I create the following query for selection data with overlapping periods (for campaigns, which have the same business identifier!):
select
campaign_instance_1.campaign_id,
campaign_instance_1.start_time
from campaign_instance as campaign_instance_1
inner join campaign_instance as campaign_instance_2
on campaign_instance_1.campaign_id = campaign_instance_2.campaign_id
and (
(campaign_instance_1.start_time between campaign_instance_2.start_time and campaign_instance_2.finish_time)
or (campaign_instance_1.finish_time between campaign_instance_2.start_time and campaign_instance_2.finish_time)
or (campaign_instance_1.start_time<campaign_instance_2.start_time and campaign_instance_1.finish_time>campaign_instance_2.finish_time)
or (campaign_instance_1.start_time>campaign_instance_2.start_time and campaign_instance_1.finish_time<campaign_instance_2.finish_time))
With index, created as:
CREATE INDEX IF NOT EXISTS camp_inst_idx_campaign_id_and_finish_time
ON public.campaign_instance_without_index USING btree
(campaign_id ASC NULLS LAST, finish_time DESC NULLS LAST)
TABLESPACE pg_default;
Already on 100 000 rows it runs very slowly - 43 seconds!
For optimization I tried to add index on start_time:
(campaign_id ASC NULLS LAST, finish_time DESC NULLS LAST, start_time DESC NULLS LAST)
But result is the same.
As I understand results of explain analyze, index "start_time" doesn't uses as a Index Condition:
I tried the query with this index either with 10 000 and 100 000 rows - so, as possible, it does not depends on sample size (at least on this scales).

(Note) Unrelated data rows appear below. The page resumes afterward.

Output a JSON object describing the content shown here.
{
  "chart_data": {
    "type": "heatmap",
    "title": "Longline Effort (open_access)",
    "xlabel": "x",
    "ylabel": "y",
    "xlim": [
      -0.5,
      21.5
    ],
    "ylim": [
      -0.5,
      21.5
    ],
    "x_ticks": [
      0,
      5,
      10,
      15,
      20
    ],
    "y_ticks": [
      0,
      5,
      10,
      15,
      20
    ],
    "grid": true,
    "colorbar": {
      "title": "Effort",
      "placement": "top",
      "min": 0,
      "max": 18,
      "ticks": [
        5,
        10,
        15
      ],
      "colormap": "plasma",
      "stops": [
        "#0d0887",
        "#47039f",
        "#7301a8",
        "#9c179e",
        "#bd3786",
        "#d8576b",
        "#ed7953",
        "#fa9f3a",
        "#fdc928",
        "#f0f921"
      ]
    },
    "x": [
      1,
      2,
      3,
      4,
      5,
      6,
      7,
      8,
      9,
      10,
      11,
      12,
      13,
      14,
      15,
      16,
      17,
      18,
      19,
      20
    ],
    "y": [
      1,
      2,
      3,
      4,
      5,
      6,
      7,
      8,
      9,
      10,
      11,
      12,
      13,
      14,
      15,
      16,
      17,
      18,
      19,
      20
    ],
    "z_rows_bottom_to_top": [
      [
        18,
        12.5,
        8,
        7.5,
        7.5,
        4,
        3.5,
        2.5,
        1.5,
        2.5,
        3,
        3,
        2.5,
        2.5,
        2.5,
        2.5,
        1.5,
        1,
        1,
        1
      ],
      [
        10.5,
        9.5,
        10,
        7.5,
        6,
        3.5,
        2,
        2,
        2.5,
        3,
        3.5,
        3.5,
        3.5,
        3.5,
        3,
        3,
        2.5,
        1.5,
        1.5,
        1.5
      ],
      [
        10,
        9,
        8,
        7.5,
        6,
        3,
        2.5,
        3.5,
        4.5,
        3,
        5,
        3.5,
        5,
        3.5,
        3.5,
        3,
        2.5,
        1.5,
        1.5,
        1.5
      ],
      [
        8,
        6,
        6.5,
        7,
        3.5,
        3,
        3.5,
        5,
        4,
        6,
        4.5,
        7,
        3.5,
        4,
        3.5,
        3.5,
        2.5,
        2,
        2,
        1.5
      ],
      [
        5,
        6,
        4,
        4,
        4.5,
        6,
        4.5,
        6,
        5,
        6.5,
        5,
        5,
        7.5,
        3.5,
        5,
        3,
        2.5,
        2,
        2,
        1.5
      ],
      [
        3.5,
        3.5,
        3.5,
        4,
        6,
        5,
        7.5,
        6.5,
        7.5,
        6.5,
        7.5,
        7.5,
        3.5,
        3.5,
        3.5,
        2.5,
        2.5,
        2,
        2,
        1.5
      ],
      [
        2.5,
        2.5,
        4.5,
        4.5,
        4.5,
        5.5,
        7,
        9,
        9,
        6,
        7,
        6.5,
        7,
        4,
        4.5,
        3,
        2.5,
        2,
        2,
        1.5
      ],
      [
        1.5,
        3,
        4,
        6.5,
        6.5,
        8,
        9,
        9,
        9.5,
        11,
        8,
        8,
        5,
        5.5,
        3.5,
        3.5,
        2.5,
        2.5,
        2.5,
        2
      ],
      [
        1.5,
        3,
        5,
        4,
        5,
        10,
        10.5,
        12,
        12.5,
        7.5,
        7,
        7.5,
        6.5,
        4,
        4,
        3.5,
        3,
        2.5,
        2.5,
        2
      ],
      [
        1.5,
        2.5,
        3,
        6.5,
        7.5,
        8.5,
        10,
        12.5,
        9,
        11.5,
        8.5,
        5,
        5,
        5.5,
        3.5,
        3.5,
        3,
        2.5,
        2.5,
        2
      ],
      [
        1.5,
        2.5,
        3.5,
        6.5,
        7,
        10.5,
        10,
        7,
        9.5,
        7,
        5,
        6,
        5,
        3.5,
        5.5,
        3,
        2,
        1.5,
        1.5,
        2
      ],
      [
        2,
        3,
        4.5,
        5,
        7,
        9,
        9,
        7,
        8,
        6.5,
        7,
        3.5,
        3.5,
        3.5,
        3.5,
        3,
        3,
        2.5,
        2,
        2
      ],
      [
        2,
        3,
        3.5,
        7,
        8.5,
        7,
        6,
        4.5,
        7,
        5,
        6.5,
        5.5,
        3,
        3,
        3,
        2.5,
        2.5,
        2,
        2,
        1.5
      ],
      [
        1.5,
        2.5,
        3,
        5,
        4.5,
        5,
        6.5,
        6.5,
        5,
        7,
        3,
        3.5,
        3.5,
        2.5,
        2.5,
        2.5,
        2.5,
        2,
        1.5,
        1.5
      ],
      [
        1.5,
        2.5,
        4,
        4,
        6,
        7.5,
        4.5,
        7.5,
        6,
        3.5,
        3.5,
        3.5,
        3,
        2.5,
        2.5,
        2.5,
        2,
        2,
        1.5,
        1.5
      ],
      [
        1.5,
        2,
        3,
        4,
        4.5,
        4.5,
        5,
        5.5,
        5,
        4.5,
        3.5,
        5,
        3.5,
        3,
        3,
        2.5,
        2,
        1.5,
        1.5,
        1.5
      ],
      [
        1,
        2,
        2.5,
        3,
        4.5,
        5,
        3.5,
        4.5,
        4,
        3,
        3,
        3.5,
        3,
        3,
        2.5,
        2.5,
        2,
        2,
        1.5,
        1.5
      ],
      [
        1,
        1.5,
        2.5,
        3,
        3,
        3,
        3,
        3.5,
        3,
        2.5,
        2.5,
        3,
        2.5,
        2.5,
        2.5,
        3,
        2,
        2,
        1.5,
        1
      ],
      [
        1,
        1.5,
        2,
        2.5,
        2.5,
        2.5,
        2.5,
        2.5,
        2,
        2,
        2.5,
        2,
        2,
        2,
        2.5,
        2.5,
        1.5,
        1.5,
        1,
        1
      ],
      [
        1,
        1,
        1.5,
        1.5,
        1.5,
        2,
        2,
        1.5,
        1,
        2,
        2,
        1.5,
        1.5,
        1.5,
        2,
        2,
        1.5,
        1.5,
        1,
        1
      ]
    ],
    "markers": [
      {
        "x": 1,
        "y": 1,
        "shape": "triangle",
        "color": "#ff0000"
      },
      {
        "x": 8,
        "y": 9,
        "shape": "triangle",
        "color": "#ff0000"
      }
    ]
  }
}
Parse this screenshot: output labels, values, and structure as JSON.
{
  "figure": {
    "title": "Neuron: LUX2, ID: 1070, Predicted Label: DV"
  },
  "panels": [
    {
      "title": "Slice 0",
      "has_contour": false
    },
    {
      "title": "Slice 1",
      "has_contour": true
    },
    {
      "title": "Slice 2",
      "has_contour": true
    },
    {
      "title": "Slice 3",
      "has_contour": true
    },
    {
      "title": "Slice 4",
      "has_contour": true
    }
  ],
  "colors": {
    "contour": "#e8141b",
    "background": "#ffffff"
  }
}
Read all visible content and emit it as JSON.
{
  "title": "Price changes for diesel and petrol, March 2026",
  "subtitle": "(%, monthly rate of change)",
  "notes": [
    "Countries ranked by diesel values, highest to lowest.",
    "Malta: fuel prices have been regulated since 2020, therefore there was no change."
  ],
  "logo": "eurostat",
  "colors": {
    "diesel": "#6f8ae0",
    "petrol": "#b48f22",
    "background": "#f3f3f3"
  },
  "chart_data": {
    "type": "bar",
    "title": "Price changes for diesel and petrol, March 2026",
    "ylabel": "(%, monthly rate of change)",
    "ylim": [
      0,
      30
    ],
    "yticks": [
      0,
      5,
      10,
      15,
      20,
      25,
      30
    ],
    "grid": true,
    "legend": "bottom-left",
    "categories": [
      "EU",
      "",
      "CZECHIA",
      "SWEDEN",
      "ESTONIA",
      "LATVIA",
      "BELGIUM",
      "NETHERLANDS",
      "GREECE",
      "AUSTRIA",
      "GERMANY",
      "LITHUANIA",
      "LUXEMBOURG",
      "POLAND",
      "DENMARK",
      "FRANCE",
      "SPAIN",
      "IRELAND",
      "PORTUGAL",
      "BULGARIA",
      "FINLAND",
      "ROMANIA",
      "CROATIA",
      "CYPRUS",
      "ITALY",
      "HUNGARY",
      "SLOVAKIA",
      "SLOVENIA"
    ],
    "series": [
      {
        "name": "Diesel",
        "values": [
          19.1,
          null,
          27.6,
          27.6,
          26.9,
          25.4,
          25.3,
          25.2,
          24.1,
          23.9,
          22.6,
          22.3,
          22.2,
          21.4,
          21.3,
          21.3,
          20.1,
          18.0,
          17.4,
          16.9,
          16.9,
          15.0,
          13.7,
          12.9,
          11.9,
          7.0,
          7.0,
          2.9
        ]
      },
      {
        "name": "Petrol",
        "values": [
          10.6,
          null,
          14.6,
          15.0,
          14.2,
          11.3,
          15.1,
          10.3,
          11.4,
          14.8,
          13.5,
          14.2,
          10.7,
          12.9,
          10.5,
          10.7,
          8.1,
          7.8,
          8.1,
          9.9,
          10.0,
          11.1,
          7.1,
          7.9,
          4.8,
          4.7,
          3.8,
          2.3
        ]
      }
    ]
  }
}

Source table contains the following structure:
campaign_id bigint,
fire_time bigint,
start_time bigint,
finish_time bigint,
recap character varying,
details json
Why my index is not used, and what possible ways to improve the query?
Joining to campaign_instance (itself) doesn't really serve anything here other than making an "existence" check and probably your intention is not to get back duplicates for matching records. Thus you could simplify the query with EXISTS or LATERAL join. Also your join condition on time could be simplified, you seem to be looking for overlapping times:
select campaign_id,start_time
from campaign_instance c1
where exists( select * from campaign_instance c2
where c1.campaign_id = c2.campaign_id
and (c1.start_time <= c2.finish_time and c1.finish_time >= c2.start_time));
That time overlap probably would use < and > instead of <= and >= but I don't know your exact requirements, between is implicitly saying it is <= and >=.
EDIT: Ensure that the match is not the row itself: (This table should have a primary key to make things easier, but as it doesn't, I would assume that there is no duplication on campaign_id, start_time and finish_time and that could be used as a composite key)
select campaign_id,start_time
from campaign_instance c1
where exists( select * from campaign_instance c2
where c1.campaign_id = c2.campaign_id
and (c1.start_time != c2.start_time or c1.finish_time != c2.finish_time)
and (c1.start_time <= c2.finish_time and c1.finish_time >= c2.start_time));
This takes around 230-250 milliseconds on my system (iMac i5 7500, 3.4 Ghz, 64 Gb mem).